Optimize / simple Set Covering Problem Let $k,m\in\mathbb{N}$ be given. Let $M:=\{0,... , m-1\}$. How to find a subset $T\subset M$, $|T|=k$ such that $|T+T|$ is maximal, where $T+T=\{ (a+b)\mathbin\%m \mid a\in T,b\in T \}$ (“%” means modulo)?
I tried to construct a sequence of numbers which maximize $|T+T|$. But I couldn’t figure out:


*

*Is it possible to cover the whole set $M$ for $k\leq \sqrt{m}$?

*What is the best way to construct such a sequence in theory?

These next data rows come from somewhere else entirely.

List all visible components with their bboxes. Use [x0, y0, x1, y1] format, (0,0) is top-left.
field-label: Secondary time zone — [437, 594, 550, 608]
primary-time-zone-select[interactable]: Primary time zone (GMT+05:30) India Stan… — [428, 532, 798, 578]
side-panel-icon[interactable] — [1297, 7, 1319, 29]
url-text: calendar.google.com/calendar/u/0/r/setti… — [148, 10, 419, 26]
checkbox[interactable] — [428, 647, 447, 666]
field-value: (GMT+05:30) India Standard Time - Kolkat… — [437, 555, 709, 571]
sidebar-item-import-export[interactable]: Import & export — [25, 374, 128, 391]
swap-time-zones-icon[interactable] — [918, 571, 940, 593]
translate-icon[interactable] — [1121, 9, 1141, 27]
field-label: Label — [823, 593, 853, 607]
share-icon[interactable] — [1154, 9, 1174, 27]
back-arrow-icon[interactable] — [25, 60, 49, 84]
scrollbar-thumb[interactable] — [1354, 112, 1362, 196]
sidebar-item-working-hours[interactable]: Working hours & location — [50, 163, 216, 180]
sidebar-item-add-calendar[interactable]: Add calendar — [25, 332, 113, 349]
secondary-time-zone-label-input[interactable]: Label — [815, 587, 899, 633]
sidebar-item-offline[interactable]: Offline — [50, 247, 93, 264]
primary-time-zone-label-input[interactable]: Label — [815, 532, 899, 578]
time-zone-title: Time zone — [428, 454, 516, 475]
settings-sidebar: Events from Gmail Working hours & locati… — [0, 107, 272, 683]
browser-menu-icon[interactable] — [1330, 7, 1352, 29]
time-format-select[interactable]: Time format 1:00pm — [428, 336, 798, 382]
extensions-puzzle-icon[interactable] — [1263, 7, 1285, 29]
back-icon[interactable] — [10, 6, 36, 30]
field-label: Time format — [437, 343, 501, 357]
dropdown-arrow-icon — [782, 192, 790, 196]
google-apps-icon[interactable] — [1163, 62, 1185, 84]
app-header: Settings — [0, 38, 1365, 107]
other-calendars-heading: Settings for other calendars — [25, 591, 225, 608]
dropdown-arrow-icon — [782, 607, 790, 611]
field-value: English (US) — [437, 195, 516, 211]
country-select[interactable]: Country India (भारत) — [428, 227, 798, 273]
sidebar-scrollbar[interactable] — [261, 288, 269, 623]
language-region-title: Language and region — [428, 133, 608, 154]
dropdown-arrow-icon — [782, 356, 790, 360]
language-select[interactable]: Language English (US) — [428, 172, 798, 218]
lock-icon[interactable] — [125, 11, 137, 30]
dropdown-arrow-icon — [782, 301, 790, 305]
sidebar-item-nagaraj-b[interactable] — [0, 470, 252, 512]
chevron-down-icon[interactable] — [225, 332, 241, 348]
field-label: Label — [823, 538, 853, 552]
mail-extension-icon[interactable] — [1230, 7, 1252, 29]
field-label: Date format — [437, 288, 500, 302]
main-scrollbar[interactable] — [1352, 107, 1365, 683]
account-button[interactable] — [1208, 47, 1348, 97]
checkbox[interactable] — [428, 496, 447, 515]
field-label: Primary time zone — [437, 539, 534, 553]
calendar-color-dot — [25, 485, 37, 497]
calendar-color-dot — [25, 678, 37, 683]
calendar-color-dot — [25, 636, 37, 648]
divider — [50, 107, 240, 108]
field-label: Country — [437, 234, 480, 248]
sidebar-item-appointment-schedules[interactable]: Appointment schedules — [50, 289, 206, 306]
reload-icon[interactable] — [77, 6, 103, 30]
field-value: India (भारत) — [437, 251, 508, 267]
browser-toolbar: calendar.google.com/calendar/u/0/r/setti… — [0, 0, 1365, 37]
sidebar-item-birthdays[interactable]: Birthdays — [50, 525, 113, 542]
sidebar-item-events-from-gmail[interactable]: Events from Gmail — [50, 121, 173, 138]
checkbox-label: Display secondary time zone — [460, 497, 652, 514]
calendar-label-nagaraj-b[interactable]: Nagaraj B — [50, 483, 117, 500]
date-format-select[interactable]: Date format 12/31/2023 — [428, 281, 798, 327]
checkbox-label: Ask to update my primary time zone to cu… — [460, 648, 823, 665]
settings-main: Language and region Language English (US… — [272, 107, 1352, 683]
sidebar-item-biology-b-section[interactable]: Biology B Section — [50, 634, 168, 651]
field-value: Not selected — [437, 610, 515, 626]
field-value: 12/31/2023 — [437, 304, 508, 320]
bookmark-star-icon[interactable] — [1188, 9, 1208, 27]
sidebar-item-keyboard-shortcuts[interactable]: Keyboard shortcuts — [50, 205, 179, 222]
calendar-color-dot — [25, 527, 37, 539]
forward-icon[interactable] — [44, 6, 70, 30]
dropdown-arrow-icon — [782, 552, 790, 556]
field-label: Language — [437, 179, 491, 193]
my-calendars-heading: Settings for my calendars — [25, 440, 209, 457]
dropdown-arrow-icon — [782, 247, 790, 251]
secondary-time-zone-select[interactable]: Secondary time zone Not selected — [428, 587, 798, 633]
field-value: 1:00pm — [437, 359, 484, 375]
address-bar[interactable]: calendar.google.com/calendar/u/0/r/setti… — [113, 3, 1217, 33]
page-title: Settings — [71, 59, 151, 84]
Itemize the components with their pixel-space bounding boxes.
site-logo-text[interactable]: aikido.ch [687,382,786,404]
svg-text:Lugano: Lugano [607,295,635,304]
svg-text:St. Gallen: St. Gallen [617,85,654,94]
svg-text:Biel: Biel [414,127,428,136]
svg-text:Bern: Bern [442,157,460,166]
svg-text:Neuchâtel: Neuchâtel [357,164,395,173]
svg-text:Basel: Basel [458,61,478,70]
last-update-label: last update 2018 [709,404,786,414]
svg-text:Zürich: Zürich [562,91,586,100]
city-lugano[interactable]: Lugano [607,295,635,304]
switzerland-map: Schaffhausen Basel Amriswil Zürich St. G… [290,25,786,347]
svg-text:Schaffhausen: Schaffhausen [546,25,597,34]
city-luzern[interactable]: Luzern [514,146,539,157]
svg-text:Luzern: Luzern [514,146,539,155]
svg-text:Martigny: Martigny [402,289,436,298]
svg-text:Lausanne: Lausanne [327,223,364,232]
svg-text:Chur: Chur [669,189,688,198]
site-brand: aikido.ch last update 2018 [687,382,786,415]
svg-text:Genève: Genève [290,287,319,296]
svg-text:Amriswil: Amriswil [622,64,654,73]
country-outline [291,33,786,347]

I am looking for papers which deals with this topic or any word to find those papers. I don’t think this problem is running under the ordinary topic name “set covering problems”.
My idea to construct such a sequence is $a_0=0;a_{i+1}=a_i+(k-i)$ for $T=\{a_i\mid i=0,...,k-1\}$ to get as small number of collisions as possible among the sums in $T+T$. But random subsets of $M$ show me that there are better subsets.
In my opinion it is hard to find such an optimal subset $T$.
Sorry for my bad English.
 A: A relevant keyword in this context is Sidon set (however Sidon is also used in a different context, so when searching do not be surprised if you stumble also over unrelated things).
A subset $T$ of an abelian group $G$, written additively, in your case $\mathbb{Z}/m \mathbb{Z}$ with addition, is called a Sidon set if for $a_1,a_2,a_3,a_4 \in G$ one has 
$a_1+a_2 = a_3+a_4$ if and only if $\{a_1,a_2\} = \{a_3,a_4\}$ (the sets), in other words 
$(a_1,a_2)$ or $(a_2,a_1)$ is equal to $(a_3,a_4)$ (the pairs). Or, verbally, their is no non-trivial way that two sums can be equal (the trivial one being of course that the summands are just flipped).
In yet another way, a simple upper bound for $|T+T|$ is, for $|T|=k$, the expression $k(k+1)/2$, arising as ($k$ choose $2$) plus $k$ [the sum of the elements of two-element subsets plus the 'symmetric sums'] or equivalently $(k^2 - k)/2 + k$ [half the number of pairs with distinct entries plus those pairs with twice the same entry].
Then, a Sidon set is a set that attains this upper bound. For a Sidon set $|T+T|$ is maximal among all elements of this cardinality, and one knows the cardinality precisely.    
This upper bound also answers one of your questions. For $k \le \sqrt{M}$, one has the upper bound for $|T+ T|$ of the form $(M + \sqrt{M})/2$ which is less than $M$ (except for $1$).
So for $k \le \sqrt{M}$ you can never get all elements (except for $M=1$).
Thus to some extent your question is really about Sidon sets. However, if $k$ is too large relative to $M$ the problem arises that no Sidon sets of that cardinality exists anymore.
For very large $k$, the problem becomes 'cheap'. For example if $k > |G|/2$, then you have that $T\cap (g - T)$ is nonempty for each element of $g$ of $G$ and, thus, since $a_1=g-a_2$ with $a_i \in T$ one has in fact $g \in T+T$ and $T+T$ is the full group, and of course cannot be larger.
Since this argument works for each set this can of course be improved (considerably).
A key-word here would be 'additive basis of order two'. I do not continue on this as it seems to me, you care more about small $k$ (in a relative sense).
Regarding your second question, on construction, this is an open problem (towards which however various results are known). The problem is that the precise maximal cardinality  of a Sidon set is not known. So you do not know up to which exact value the bound $(k+1)k/2$ will actually be the right value.
However, there are good constructions for Sidon sets known, and perhaps this is sufficient for you. For a detailed overview of results on Sidon-related resuls see Kevin O'Bryant's annotated bibliography (many mant references). Note however that it is mainly on results in the integers (Sidon sets in the first $n$ integers, or infinite ones, then often called Sidon sequences). Yet, it also contains a section on cyclic groups and in part the results on integers are relevant too.